Die Geschäftsführerin der IVB ist vom Erfolg überzeugt: "Der Bedarf ist da. Wenn bekannt wird, was wir machen, wird das eine Lawine auslösen. Wir hoffen, dass die Nachfrage stetig steigt, nicht nur in Deutschland, sondern europaweit." Dass dann die derzeitige Belegschaft von 13 Personen aufgestockt werden muss, ist klar: "Sobald das Projekt optimal läuft und mehr Aufträge kommen, muss ich neue Mitarbeiter einstellen." Ein Grund sind auch die strengen GMP-Anforderungen: "Wenn die Prothese eines Patienten das Labor verlässt, muss der Reinraum-Arbeitsplatz komplett dekontaminiert werden. Auch das Personal muss an diesem Tag ausgetauscht werden. Ein zweites Team arbeitet dann mit den Zellen eines neuen Patienten."

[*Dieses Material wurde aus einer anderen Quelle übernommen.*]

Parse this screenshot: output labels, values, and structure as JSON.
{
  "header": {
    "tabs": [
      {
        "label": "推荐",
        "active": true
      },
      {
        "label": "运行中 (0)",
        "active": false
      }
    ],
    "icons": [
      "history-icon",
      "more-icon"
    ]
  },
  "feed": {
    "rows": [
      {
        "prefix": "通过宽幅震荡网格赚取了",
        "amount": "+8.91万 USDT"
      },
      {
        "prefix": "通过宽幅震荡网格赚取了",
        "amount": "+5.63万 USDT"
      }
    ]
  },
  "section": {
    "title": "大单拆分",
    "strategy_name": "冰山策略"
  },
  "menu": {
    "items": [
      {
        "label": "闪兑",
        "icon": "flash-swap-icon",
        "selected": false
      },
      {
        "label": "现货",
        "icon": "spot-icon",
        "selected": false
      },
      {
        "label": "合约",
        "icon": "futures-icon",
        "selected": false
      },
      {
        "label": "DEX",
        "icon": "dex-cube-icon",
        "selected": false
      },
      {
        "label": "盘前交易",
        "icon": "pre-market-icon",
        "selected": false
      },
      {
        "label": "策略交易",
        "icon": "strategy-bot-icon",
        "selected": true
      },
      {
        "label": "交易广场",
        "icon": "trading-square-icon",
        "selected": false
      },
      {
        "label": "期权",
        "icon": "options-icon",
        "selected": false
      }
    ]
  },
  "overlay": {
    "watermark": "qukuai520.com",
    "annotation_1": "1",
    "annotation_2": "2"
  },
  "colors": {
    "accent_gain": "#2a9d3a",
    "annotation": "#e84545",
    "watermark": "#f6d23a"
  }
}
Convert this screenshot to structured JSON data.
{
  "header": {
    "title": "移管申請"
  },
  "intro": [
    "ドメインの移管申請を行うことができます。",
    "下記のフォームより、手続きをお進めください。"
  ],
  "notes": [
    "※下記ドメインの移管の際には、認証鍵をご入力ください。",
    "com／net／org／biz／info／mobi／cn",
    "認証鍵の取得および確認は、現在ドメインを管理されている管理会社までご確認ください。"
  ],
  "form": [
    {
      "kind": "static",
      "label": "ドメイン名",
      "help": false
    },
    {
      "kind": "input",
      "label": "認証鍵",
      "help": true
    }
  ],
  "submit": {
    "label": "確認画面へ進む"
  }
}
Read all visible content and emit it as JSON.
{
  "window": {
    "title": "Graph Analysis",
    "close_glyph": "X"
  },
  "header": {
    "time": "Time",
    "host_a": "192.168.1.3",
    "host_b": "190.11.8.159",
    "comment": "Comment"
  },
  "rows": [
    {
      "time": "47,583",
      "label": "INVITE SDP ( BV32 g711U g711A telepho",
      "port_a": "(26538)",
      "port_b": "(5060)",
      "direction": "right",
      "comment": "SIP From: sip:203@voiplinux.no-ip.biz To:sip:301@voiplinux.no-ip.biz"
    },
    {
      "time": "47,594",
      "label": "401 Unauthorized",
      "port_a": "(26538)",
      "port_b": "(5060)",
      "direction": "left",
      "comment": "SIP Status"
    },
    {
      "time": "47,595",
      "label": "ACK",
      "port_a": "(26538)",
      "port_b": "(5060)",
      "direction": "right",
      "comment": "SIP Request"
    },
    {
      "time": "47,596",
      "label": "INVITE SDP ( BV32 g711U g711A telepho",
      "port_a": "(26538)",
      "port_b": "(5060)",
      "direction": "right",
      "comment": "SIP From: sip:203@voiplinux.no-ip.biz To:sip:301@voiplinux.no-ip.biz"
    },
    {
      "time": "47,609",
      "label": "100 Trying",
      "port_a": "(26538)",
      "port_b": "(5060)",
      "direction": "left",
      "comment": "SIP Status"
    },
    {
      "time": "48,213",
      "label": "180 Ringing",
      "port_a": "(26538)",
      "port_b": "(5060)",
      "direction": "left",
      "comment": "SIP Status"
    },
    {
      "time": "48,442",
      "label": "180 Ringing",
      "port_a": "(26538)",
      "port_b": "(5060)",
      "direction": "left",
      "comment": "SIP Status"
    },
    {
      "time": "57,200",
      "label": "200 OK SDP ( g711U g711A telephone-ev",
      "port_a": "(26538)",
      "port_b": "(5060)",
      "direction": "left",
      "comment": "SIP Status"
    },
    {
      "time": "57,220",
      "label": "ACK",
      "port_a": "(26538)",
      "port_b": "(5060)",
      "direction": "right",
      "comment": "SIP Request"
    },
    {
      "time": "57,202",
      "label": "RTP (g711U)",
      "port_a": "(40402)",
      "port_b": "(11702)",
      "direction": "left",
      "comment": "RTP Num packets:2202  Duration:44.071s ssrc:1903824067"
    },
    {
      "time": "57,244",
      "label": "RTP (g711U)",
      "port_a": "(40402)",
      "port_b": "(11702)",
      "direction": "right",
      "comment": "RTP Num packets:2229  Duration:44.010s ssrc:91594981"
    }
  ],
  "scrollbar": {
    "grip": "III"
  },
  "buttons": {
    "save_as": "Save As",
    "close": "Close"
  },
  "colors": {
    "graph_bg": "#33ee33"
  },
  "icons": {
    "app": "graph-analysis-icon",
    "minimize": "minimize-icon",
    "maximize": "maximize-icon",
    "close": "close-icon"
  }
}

Ende Juni will das IVB-Team dem ersten Patienten Zellmaterial entnehmen. Drei Wochen später wird ihm die beschichtete Prothese eingesetzt. Dr. Manrico Paulitschke weiß, was das für den Patienten bedeutet: "In dieser Phase des Wirksamkeitsnachweises werden nur Patienten behandelt, bei denen die herkömmlichen Methoden nicht mehr funktionieren, also Patienten, denen keine Arterien oder Venen mehr entnommen werden können", sagt der Mediziner und Geschäftsführer der VasoTissue Technologies. "Für diese Patienten ist es die einzige Lösung." Das Verfahren ist zwar neu, das Risiko jedoch überschaubar: "Die einzige Gefahr besteht darin, dass sich die Zellen doch von der Prothesenwand lösen", erklärt Dr. Paulitschke. Der grundsätzliche Wirksamkeitsnachweis ist erst erbracht, wenn zehn Patienten erfolgreich behandelt wurden. In etwa sechs Monaten rechnet das Team mit den ersten Ergebnissen. Noch wird die Behandlung von keiner Krankenkasse bezahlt, aber Dr. Paulitschke ist optimistisch: "Wenn die ersten Patienten erfolgreich behandelt wurden, ist das der erste aber entscheidende Schritt auf dem langen Weg zur Kassenzulassung."